November 30, 2011
Epigenetic therapies against cancer have attracted considerable attention in recent years. But many of the drugs currently being studied as epigenetic anticancer therapies may have indiscriminate effects. A recent paper in Cancer Research from brain cancer researcher Erwin Van Meir’s laboratory highlights a different type of target within cancer cells that may be more selective. Postdoctoral fellow Dan Zhu is the first author of the paper.
The basic idea for epigenetic therapy is to focus on how cancer cells’ DNA is wrapped instead of the mutations in the DNA. Cancer cells often have aberrant patterns of methylation or chromatin modifications. Methylation is a punctuation-like modification of DNA that usually shuts genes off, and chromatin is the term describing DNA when it is clothed by proteins such as histones, a form of packaging that determines whether a gene is on or off.

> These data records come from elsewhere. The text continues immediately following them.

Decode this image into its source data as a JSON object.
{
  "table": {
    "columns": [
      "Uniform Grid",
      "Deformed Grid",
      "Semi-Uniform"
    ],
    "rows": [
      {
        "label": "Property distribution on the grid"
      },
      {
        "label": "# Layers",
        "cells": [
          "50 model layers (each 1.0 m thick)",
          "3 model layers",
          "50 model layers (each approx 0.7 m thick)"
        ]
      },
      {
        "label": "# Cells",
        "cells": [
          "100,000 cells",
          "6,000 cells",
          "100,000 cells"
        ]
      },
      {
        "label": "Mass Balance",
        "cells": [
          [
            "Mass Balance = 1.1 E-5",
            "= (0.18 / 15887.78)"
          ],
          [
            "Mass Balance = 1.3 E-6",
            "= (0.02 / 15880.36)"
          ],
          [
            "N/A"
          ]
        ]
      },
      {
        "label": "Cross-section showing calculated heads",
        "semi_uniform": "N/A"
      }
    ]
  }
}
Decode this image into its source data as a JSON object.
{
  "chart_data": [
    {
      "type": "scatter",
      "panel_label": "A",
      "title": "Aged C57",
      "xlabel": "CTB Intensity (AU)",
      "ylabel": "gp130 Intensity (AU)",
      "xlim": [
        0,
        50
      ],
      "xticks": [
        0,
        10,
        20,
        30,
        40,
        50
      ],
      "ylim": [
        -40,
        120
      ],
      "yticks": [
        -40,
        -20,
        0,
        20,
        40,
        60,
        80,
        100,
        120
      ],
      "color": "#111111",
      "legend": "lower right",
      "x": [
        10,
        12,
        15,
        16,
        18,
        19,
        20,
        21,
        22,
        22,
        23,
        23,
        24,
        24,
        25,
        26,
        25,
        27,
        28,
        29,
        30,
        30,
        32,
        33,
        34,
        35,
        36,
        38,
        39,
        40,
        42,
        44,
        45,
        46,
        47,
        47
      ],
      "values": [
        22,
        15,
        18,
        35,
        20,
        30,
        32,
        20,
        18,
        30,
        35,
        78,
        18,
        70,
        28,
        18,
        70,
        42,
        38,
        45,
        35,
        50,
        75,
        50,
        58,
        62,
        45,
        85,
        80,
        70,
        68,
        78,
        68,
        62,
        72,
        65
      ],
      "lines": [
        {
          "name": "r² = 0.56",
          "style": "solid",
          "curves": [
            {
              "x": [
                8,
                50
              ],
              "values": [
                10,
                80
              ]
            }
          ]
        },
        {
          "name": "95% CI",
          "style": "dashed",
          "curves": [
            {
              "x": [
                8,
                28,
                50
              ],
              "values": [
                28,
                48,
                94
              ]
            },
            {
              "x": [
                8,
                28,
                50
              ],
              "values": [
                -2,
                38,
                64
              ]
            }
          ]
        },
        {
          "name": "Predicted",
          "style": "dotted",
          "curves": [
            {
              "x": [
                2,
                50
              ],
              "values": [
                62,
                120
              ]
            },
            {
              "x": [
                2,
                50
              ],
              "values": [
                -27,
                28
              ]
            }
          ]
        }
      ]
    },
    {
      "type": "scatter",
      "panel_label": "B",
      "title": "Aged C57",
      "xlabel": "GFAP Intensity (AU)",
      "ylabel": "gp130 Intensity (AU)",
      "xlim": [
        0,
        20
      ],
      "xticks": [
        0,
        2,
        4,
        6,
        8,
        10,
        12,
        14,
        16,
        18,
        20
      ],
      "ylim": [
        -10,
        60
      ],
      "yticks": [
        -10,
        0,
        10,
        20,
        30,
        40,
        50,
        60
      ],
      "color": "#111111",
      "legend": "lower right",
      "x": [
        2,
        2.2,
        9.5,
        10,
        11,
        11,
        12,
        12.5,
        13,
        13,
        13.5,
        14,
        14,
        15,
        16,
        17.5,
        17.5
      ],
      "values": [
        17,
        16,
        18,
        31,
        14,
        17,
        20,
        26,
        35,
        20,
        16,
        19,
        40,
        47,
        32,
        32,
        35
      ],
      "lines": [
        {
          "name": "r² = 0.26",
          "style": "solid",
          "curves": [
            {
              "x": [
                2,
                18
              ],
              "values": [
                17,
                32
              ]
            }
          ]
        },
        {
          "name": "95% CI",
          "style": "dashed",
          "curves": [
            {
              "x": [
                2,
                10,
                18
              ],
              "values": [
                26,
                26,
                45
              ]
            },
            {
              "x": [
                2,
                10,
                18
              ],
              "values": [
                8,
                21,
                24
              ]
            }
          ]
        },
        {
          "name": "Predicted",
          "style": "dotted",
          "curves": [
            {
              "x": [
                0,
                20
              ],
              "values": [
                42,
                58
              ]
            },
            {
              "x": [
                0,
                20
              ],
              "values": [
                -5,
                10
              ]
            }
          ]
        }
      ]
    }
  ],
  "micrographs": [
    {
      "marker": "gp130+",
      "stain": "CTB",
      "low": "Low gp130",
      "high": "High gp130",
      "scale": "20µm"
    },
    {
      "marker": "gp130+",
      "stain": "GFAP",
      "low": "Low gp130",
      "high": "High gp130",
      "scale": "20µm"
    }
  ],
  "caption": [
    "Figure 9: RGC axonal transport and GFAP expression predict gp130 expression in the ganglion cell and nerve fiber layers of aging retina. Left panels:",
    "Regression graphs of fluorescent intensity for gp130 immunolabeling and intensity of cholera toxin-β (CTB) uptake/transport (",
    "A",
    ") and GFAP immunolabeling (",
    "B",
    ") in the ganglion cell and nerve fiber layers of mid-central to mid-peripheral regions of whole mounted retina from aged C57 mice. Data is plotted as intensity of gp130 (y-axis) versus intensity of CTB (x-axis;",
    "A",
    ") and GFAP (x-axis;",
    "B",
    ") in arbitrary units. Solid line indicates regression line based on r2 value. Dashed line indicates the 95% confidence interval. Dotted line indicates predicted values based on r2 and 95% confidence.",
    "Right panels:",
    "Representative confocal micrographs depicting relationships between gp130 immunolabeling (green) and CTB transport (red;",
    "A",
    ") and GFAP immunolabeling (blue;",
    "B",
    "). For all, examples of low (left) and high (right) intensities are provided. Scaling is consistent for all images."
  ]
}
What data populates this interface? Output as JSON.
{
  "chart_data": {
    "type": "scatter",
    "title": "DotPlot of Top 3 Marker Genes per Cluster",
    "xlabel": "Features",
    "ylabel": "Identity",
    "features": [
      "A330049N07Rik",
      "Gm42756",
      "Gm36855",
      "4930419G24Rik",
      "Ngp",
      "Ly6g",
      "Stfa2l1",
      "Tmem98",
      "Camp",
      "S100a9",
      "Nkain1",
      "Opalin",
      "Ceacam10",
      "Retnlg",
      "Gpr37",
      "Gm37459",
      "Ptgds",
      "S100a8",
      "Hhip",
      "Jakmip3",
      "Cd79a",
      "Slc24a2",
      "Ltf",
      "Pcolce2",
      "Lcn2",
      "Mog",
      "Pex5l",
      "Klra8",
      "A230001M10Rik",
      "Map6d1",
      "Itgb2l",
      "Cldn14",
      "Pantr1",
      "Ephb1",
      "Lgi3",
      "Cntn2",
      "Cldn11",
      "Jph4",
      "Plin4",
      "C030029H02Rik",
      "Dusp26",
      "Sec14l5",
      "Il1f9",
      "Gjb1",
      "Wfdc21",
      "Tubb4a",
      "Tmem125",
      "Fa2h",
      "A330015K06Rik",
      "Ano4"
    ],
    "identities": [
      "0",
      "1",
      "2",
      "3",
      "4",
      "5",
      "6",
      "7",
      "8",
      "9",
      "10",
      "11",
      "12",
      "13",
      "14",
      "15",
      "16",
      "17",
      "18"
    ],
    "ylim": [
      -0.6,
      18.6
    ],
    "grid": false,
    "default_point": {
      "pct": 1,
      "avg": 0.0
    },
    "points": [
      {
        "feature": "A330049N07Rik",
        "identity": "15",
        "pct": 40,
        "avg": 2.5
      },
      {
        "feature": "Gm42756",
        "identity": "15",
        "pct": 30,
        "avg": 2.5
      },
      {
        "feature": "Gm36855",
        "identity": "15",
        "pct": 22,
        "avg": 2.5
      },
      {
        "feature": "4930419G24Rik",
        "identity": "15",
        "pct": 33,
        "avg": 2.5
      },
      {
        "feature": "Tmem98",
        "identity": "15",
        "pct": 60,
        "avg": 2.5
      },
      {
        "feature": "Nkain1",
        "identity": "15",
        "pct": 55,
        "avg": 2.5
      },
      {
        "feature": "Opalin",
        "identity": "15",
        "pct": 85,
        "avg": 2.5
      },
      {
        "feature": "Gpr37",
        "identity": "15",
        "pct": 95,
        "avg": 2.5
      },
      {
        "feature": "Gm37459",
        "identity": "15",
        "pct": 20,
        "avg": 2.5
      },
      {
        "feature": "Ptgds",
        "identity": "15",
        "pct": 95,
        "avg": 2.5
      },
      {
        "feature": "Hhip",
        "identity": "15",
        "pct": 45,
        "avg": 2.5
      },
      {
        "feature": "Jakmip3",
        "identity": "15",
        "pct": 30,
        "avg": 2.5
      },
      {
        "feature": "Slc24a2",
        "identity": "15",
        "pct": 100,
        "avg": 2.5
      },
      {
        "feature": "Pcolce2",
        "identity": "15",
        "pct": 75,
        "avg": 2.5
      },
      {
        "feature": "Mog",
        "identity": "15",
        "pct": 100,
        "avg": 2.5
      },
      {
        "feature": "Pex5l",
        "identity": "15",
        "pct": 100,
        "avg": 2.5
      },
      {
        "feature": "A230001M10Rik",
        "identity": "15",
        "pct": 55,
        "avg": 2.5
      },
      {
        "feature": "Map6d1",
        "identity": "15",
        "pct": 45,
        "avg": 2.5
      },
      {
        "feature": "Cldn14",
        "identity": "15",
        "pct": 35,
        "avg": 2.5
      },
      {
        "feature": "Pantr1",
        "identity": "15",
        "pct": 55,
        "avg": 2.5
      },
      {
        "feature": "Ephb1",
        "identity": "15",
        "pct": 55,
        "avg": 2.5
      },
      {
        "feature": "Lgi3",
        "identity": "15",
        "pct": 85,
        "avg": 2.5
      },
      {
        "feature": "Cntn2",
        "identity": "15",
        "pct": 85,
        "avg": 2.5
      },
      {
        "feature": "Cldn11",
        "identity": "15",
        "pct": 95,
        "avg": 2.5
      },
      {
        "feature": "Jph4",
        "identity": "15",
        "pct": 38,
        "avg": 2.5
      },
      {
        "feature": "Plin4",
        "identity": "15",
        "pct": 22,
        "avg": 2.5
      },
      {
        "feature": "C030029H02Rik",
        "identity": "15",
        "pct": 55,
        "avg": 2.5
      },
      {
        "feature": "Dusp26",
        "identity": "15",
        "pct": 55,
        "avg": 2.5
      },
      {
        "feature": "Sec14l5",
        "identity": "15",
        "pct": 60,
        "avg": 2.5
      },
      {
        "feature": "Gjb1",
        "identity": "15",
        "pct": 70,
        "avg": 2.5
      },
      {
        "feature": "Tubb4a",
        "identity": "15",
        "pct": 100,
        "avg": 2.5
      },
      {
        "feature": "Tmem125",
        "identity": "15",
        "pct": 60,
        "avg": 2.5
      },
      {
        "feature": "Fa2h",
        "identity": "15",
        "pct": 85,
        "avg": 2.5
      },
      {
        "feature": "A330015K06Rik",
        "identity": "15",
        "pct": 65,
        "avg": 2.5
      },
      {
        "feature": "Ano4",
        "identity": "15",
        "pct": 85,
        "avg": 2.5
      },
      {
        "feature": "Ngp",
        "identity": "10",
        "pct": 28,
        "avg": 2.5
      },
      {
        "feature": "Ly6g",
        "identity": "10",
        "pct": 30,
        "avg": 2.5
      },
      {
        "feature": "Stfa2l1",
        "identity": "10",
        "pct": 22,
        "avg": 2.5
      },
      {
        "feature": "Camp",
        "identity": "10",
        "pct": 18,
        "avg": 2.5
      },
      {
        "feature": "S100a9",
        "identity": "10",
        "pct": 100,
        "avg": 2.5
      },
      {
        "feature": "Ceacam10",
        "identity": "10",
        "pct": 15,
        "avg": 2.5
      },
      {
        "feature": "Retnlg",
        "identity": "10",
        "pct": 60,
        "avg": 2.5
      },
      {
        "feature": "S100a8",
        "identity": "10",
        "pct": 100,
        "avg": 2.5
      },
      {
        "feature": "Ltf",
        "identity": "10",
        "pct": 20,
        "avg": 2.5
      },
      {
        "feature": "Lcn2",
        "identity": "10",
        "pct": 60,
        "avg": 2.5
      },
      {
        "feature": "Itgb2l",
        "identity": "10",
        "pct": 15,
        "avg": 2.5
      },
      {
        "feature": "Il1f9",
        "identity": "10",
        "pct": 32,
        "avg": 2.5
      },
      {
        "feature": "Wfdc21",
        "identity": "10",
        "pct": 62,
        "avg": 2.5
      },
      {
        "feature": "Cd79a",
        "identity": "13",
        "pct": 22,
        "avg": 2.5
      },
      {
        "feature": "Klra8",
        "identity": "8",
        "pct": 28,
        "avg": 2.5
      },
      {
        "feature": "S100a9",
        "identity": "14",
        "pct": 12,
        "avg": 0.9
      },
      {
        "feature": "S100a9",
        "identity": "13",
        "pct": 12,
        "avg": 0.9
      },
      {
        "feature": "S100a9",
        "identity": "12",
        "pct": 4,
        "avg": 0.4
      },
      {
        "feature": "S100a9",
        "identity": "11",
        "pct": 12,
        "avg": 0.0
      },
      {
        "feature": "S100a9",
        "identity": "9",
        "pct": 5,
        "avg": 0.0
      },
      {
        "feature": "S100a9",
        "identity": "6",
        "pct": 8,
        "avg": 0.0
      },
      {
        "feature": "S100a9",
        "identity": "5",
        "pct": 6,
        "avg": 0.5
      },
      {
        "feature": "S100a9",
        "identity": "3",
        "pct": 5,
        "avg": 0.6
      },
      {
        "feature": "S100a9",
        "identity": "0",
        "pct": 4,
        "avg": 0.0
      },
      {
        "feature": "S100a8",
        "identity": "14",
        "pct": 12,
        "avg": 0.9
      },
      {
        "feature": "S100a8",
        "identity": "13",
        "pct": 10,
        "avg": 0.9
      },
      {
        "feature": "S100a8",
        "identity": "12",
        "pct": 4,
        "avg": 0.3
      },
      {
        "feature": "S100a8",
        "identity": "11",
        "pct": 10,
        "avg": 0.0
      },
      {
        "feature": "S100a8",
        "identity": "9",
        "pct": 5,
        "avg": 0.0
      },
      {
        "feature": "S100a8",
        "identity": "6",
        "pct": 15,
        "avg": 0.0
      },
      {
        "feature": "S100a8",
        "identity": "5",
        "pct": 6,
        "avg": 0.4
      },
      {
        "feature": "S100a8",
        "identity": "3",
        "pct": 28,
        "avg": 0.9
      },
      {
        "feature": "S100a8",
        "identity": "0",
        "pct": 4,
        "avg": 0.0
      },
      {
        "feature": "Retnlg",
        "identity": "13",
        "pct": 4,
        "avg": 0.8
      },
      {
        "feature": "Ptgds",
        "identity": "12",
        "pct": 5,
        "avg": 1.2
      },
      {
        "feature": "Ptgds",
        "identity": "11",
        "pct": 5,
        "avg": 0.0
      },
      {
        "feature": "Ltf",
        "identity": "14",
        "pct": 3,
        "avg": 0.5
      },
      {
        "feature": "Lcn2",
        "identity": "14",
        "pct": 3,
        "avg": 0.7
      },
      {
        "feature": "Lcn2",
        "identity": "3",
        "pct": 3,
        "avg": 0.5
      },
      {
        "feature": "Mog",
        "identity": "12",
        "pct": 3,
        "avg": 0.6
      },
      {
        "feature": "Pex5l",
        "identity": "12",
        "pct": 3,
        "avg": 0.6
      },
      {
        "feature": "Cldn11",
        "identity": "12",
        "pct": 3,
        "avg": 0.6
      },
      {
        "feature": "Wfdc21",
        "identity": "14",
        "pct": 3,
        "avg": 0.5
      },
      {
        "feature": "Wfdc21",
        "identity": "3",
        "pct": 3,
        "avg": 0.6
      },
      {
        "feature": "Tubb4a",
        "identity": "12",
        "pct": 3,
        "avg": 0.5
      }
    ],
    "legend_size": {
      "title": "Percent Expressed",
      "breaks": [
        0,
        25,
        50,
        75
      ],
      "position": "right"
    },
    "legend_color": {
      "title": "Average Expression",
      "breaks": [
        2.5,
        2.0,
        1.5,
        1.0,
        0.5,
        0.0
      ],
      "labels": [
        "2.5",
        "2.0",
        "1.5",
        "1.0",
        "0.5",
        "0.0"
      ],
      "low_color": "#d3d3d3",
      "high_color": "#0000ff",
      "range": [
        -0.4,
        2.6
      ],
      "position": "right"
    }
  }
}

In contrast to mutations that are hard-wired in the DNA, changes in cancer cells’ methylation or chromatin may be reversible with certain drug treatments. But a puzzle remains: if a drug wipes away methylation indiscriminately, that might turn on an oncogene just as much as it might restore a tumor suppressor gene.
The ability of an inhibitor of methylation to treat cancer may depend on cell type and context, explains chromatin/methylation expert and co-author Paula Vertino. She points out that one well-known methylation inhibitor, azacytidine (Vidaza), is a standard treatment for myelodysplastic syndrome, but the strategy of blanket-inhibition of methylation can’t be expected to work for all cancers. A similar challenge exists for agents that target histone acetylation in a global fashion.
Van Meir’s laboratory has been studying a tumor suppressor protein called BAI1 (brain angiogenesis inhibitor 1), which prevents tumor and blood vessel growth. BAI1 is produced by brain cells naturally, but is often silenced epigenetically in glioblastoma cells. His team found that azacytidine de-represses the BAI1 gene.
Methylation won’t turn a gene off without the help of a set of proteins that bind preferentially to methylated DNA. These proteins are what recognize the methylation state of a given gene and recruit repressive chromatin. Zhu and colleagues in Van Meir’s group found that one particular methyl-binding protein, MBD2, is overproduced in glioblastoma and is enriched on the BAI1 gene.
“Taken together, our results suggest that MBD2 overexpression during gliomagenesis may drive tumor growth by suppressing the anti-angiogenic activity of a key tumor suppressor. These findings have therapeutic implications since inhibiting MBD2 could offer a strategy to reactivate BAI1 and suppress glioma pathobiology,” the authors write.
By itself, MBD2 appears to be dispensable, since mice seem to be able to develop and survive without it. Not having it even seems to push back against tumor formation in the intestine, for example. Targeting MBD2 may represent an alternative way to steer away from cancer cells’ altered state.
Van Meir cautions: “We need to have a better understanding of all the genes that are turned on or off by silencing MBD2 in a given cancer before we can envision to use this approach for therapy.”
Vertino, Shaoman Yin and Steven Hunter, all at Emory, are co-authors on the paper. The work was supported by grants from the NIH and the Southeastern Brain Tumor Foundation and the Emory University Research Council.